I've thought about replacing grub with rEFInd but it's lacking some features I'm looking for. Recently I've been looking into Limine but I haven't had any success with it yet.

The script breaks Xorg on legacy NVIDIA GPUs, also i think it still uses rootful Xorg (LightDM doesn't support rootless Xorg, only TUI display managers, SDDM and GDM support login into a rootless X session).

The fact that blocks access to all TTYs is also pretty bad, making troubleshooting unnecessarily difficult.

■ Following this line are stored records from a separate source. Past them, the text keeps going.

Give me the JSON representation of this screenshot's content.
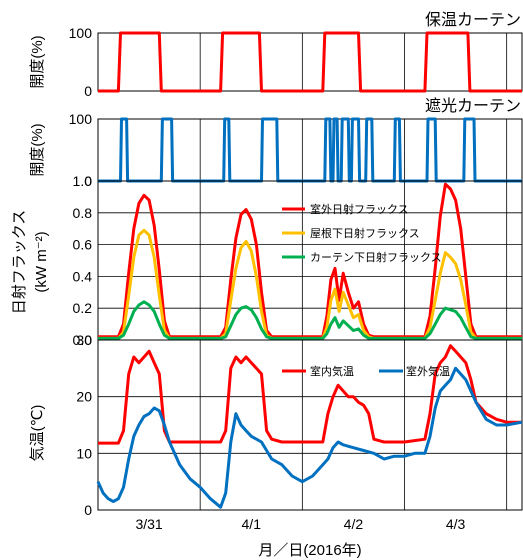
{
  "chart_data": [
    {
      "type": "line",
      "title": "保温カーテン",
      "ylabel": "開度(%)",
      "ylim": [
        0,
        100
      ],
      "yticks": [
        "0",
        "100"
      ],
      "series": [
        {
          "name": "保温カーテン",
          "color": "#ff0000",
          "x": [
            0,
            0.2,
            0.22,
            0.6,
            0.62,
            1.2,
            1.22,
            1.58,
            1.6,
            2.2,
            2.22,
            2.55,
            2.57,
            3.2,
            3.22,
            3.62,
            3.64,
            4.15
          ],
          "values": [
            0,
            0,
            100,
            100,
            0,
            0,
            100,
            100,
            0,
            0,
            100,
            100,
            0,
            0,
            100,
            100,
            0,
            0
          ]
        }
      ]
    },
    {
      "type": "line",
      "title": "遮光カーテン",
      "ylabel": "開度(%)",
      "ylim": [
        0,
        100
      ],
      "yticks": [
        "0",
        "100"
      ],
      "series": [
        {
          "name": "遮光カーテン",
          "color": "#0070c0",
          "x": [
            0,
            0.22,
            0.23,
            0.28,
            0.29,
            0.62,
            0.63,
            0.72,
            0.73,
            1.23,
            1.24,
            1.28,
            1.29,
            1.6,
            1.61,
            1.75,
            1.76,
            2.22,
            2.23,
            2.27,
            2.28,
            2.3,
            2.31,
            2.34,
            2.35,
            2.38,
            2.39,
            2.45,
            2.46,
            2.48,
            2.49,
            2.55,
            2.56,
            2.62,
            2.63,
            2.68,
            2.69,
            2.9,
            2.91,
            2.95,
            2.96,
            3.22,
            3.23,
            3.3,
            3.31,
            3.58,
            3.59,
            3.68,
            3.69,
            4.15
          ],
          "values": [
            0,
            0,
            100,
            100,
            0,
            0,
            100,
            100,
            0,
            0,
            100,
            100,
            0,
            0,
            100,
            100,
            0,
            0,
            100,
            100,
            0,
            0,
            100,
            100,
            0,
            0,
            100,
            100,
            0,
            0,
            100,
            100,
            0,
            0,
            100,
            100,
            0,
            0,
            100,
            100,
            0,
            0,
            100,
            100,
            0,
            0,
            100,
            100,
            0,
            0
          ]
        }
      ]
    },
    {
      "type": "line",
      "ylabel": "日射フラックス",
      "yunit": "(kW m⁻²)",
      "ylim": [
        0,
        1.0
      ],
      "yticks": [
        "0.0",
        "0.2",
        "0.4",
        "0.6",
        "0.8",
        "1.0"
      ],
      "legend": "top-right",
      "series": [
        {
          "name": "室外日射フラックス",
          "color": "#ff0000",
          "x": [
            0,
            0.2,
            0.25,
            0.3,
            0.35,
            0.4,
            0.45,
            0.5,
            0.55,
            0.6,
            0.65,
            0.7,
            0.8,
            1.0,
            1.2,
            1.25,
            1.3,
            1.35,
            1.4,
            1.45,
            1.5,
            1.55,
            1.6,
            1.65,
            1.7,
            1.8,
            2.0,
            2.2,
            2.24,
            2.28,
            2.32,
            2.36,
            2.4,
            2.45,
            2.5,
            2.55,
            2.6,
            2.65,
            2.7,
            2.8,
            3.0,
            3.2,
            3.25,
            3.3,
            3.35,
            3.4,
            3.45,
            3.5,
            3.55,
            3.6,
            3.65,
            3.7,
            3.8,
            4.0,
            4.15
          ],
          "values": [
            0.02,
            0.02,
            0.1,
            0.42,
            0.7,
            0.86,
            0.91,
            0.88,
            0.72,
            0.44,
            0.12,
            0.02,
            0.02,
            0.02,
            0.02,
            0.08,
            0.38,
            0.64,
            0.79,
            0.82,
            0.76,
            0.6,
            0.3,
            0.06,
            0.02,
            0.02,
            0.02,
            0.02,
            0.15,
            0.38,
            0.45,
            0.25,
            0.42,
            0.3,
            0.2,
            0.24,
            0.1,
            0.03,
            0.02,
            0.02,
            0.02,
            0.02,
            0.15,
            0.45,
            0.78,
            0.98,
            0.95,
            0.88,
            0.7,
            0.4,
            0.1,
            0.02,
            0.02,
            0.02,
            0.02
          ]
        },
        {
          "name": "屋根下日射フラックス",
          "color": "#ffc000",
          "x": [
            0,
            0.2,
            0.25,
            0.3,
            0.35,
            0.4,
            0.45,
            0.5,
            0.55,
            0.6,
            0.65,
            0.7,
            0.8,
            1.0,
            1.2,
            1.25,
            1.3,
            1.35,
            1.4,
            1.45,
            1.5,
            1.55,
            1.6,
            1.65,
            1.7,
            1.8,
            2.0,
            2.2,
            2.24,
            2.28,
            2.32,
            2.36,
            2.4,
            2.45,
            2.5,
            2.55,
            2.6,
            2.65,
            2.7,
            2.8,
            3.0,
            3.2,
            3.25,
            3.3,
            3.35,
            3.4,
            3.45,
            3.5,
            3.55,
            3.6,
            3.65,
            3.7,
            3.8,
            4.0,
            4.15
          ],
          "values": [
            0.01,
            0.01,
            0.05,
            0.28,
            0.52,
            0.66,
            0.69,
            0.66,
            0.52,
            0.28,
            0.06,
            0.01,
            0.01,
            0.01,
            0.01,
            0.04,
            0.25,
            0.45,
            0.58,
            0.62,
            0.56,
            0.4,
            0.18,
            0.03,
            0.01,
            0.01,
            0.01,
            0.01,
            0.08,
            0.25,
            0.32,
            0.18,
            0.3,
            0.22,
            0.14,
            0.16,
            0.06,
            0.02,
            0.01,
            0.01,
            0.01,
            0.01,
            0.08,
            0.25,
            0.42,
            0.55,
            0.52,
            0.48,
            0.38,
            0.22,
            0.05,
            0.01,
            0.01,
            0.01,
            0.01
          ]
        },
        {
          "name": "カーテン下日射フラックス",
          "color": "#00b050",
          "x": [
            0,
            0.2,
            0.25,
            0.3,
            0.35,
            0.4,
            0.45,
            0.5,
            0.55,
            0.6,
            0.65,
            0.7,
            0.8,
            1.0,
            1.2,
            1.25,
            1.3,
            1.35,
            1.4,
            1.45,
            1.5,
            1.55,
            1.6,
            1.65,
            1.7,
            1.8,
            2.0,
            2.2,
            2.24,
            2.28,
            2.32,
            2.36,
            2.4,
            2.45,
            2.5,
            2.55,
            2.6,
            2.65,
            2.7,
            2.8,
            3.0,
            3.2,
            3.25,
            3.3,
            3.35,
            3.4,
            3.45,
            3.5,
            3.55,
            3.6,
            3.65,
            3.7,
            3.8,
            4.0,
            4.15
          ],
          "values": [
            0.01,
            0.01,
            0.03,
            0.1,
            0.18,
            0.22,
            0.24,
            0.22,
            0.18,
            0.1,
            0.03,
            0.01,
            0.01,
            0.01,
            0.01,
            0.02,
            0.09,
            0.16,
            0.2,
            0.21,
            0.19,
            0.14,
            0.07,
            0.02,
            0.01,
            0.01,
            0.01,
            0.01,
            0.04,
            0.1,
            0.14,
            0.08,
            0.12,
            0.09,
            0.06,
            0.07,
            0.03,
            0.01,
            0.01,
            0.01,
            0.01,
            0.01,
            0.04,
            0.1,
            0.16,
            0.2,
            0.19,
            0.18,
            0.14,
            0.08,
            0.02,
            0.01,
            0.01,
            0.01,
            0.01
          ]
        }
      ]
    },
    {
      "type": "line",
      "ylabel": "気温(℃)",
      "ylim": [
        0,
        30
      ],
      "yticks": [
        "0",
        "10",
        "20",
        "30"
      ],
      "legend": "top-right",
      "series": [
        {
          "name": "室内気温",
          "color": "#ff0000",
          "x": [
            0,
            0.1,
            0.2,
            0.25,
            0.3,
            0.35,
            0.4,
            0.45,
            0.5,
            0.55,
            0.6,
            0.65,
            0.7,
            0.8,
            1.0,
            1.2,
            1.25,
            1.3,
            1.35,
            1.4,
            1.45,
            1.5,
            1.55,
            1.6,
            1.65,
            1.7,
            1.8,
            2.0,
            2.2,
            2.25,
            2.3,
            2.35,
            2.4,
            2.45,
            2.5,
            2.55,
            2.6,
            2.65,
            2.7,
            2.8,
            3.0,
            3.2,
            3.25,
            3.3,
            3.35,
            3.4,
            3.45,
            3.5,
            3.55,
            3.6,
            3.65,
            3.7,
            3.8,
            3.9,
            4.0,
            4.15
          ],
          "values": [
            11.8,
            11.8,
            11.8,
            14,
            24,
            27,
            26,
            27,
            28,
            26,
            24,
            14,
            12,
            12,
            12,
            12,
            14,
            25,
            27,
            26,
            27,
            26,
            25,
            24,
            14,
            12.5,
            12,
            12,
            12,
            17,
            20,
            22,
            21,
            20,
            20,
            19,
            18.5,
            17,
            12.5,
            12,
            12,
            12.5,
            17,
            24,
            26,
            27,
            29,
            28,
            27,
            26,
            23,
            19,
            17,
            16,
            15.5,
            15.5
          ]
        },
        {
          "name": "室外気温",
          "color": "#0070c0",
          "x": [
            0,
            0.05,
            0.1,
            0.15,
            0.2,
            0.25,
            0.3,
            0.35,
            0.4,
            0.45,
            0.5,
            0.55,
            0.6,
            0.65,
            0.7,
            0.8,
            0.9,
            1.0,
            1.1,
            1.2,
            1.25,
            1.3,
            1.35,
            1.4,
            1.45,
            1.5,
            1.6,
            1.7,
            1.8,
            1.9,
            2.0,
            2.1,
            2.2,
            2.25,
            2.3,
            2.35,
            2.4,
            2.5,
            2.6,
            2.7,
            2.8,
            2.9,
            3.0,
            3.1,
            3.2,
            3.25,
            3.3,
            3.35,
            3.4,
            3.45,
            3.5,
            3.55,
            3.6,
            3.65,
            3.7,
            3.8,
            3.9,
            4.0,
            4.15
          ],
          "values": [
            5,
            3,
            2,
            1.5,
            2,
            4,
            9,
            13,
            15,
            16.5,
            17,
            18,
            17.5,
            15,
            12,
            8,
            5.5,
            4,
            2,
            0.5,
            3,
            12,
            17,
            15,
            14,
            13,
            12,
            9,
            8,
            6,
            5,
            6,
            8,
            9,
            11,
            12,
            11.5,
            11,
            10.5,
            10,
            9,
            9.5,
            9.5,
            10,
            10,
            13,
            18,
            21,
            22,
            23,
            25,
            24,
            23,
            21,
            19,
            16,
            15,
            15,
            15.5
          ]
        }
      ]
    }
  ],
  "x_axis": {
    "label": "月／日(2016年)",
    "ticks": [
      {
        "x": 0.5,
        "label": "3/31"
      },
      {
        "x": 1.5,
        "label": "4/1"
      },
      {
        "x": 2.5,
        "label": "4/2"
      },
      {
        "x": 3.5,
        "label": "4/3"
      }
    ],
    "xlim": [
      0,
      4.15
    ],
    "gridlines": [
      0,
      1,
      2,
      3,
      4
    ]
  }
}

This configuration isn't meant for a legacy system. I specified that this is meant for systems which were released post 2015. As for the core dumps they're disabled for security and performance reasons,  also dmesg is still available for troubleshooting.

After running the shell executable I came back to find a grub menu with only memtest as an option. Having another go while watching this time!

it would be good to have the option to delete posts. This probably isn't very interesting.

I'm guessing you're using the NVIDIA variant in a VM? If so I'm not sure what's causing that issue yet. If you picked the open source NVIDIA driver make sure your card is at minimum a GTX 1660 (the open source driver doesn't support older hardware). My main system uses NVIDIA hardware and I did a clean install yesterday without any issues.